Multifunctional nanocomposite hydrogel with dual-factor controlled release for stem cell recruitment, immunomodulation and bone remodeling.

Bone regeneration is a dynamic, multistage process requiring the orchestrated interplay of cellular recruitment, immune modulation, and balanced osteoblast-osteoclast activity. To address this clinical challenge, we developed a nanocomposite hydrogel-based drug delivery system integrating gelatin methacrylate (GelMA) and silk fibroin methacrylate (SFMA) scaffolds containing mesoporous silica nanoparticles (MSNs) for spatiotemporally controlled co-delivery of stromal cell-derived factor-1α (SDF-1α) and osteoprotegerin (OPG). This dual-delivery platform enabled sustained and localized release of immunoregulatory and osteoprotective agents, achieving a synchronized modulation of the regenerative microenvironment. The MSNs functioned as an effective nanocarrier to preserve bioactivity and prolong release kinetics of bioactive factors, while the hydrogel matrix provided structural integrity and protease-responsive degradation matching bone repair dynamics. The system potentiated bone marrow mesenchymal stem cell (BMSC) recruitment, proliferation, and osteogenic differentiation, reprogrammed macrophage polarization toward a pro-regenerative M2 phenotype, and suppressed osteoclastogenesis.
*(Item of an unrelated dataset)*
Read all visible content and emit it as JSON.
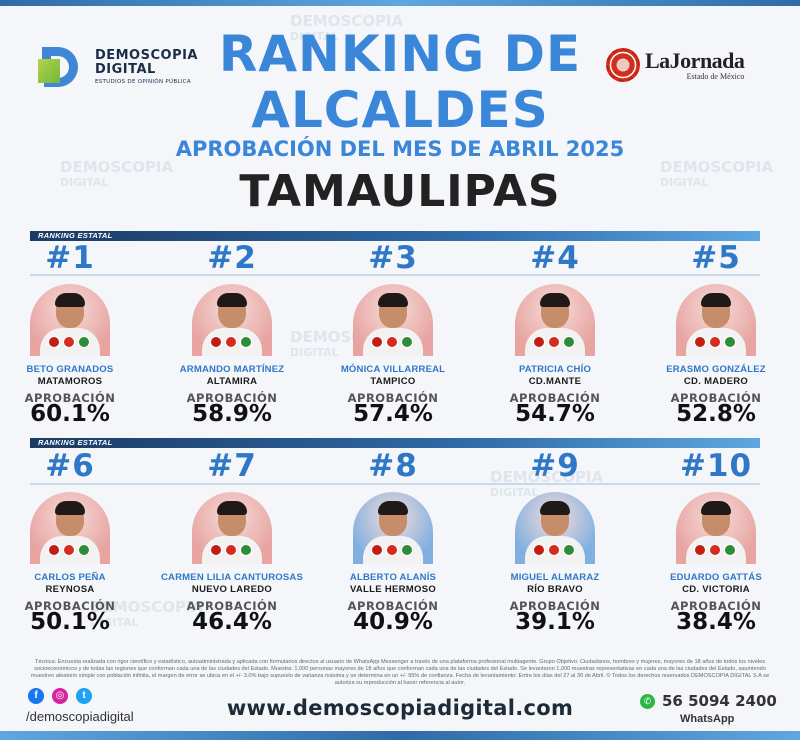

In vivo validation using a rat critical-sized femoral defect model revealed accelerated osseous regeneration. Mechanistically, transcriptomic profiling identified concerted PI3K/Akt-MAPK pathway activation. The immunomodulatory hydrogel reduced pro-inflammatory cytokines while elevating osteogenic factors. Crucially, the hydrogel restored osteoblast-osteoclast crosstalk balance, suppressing TRAP osteoclast formation through OPG-mediated RANKL inhibition. Overall, this hydrogel-based delivery platform demonstrates a clinically translatable strategy for drug-enabled bone regeneration, with precise control over therapeutic release, spatial localization, and immuno-osteogenic coupling.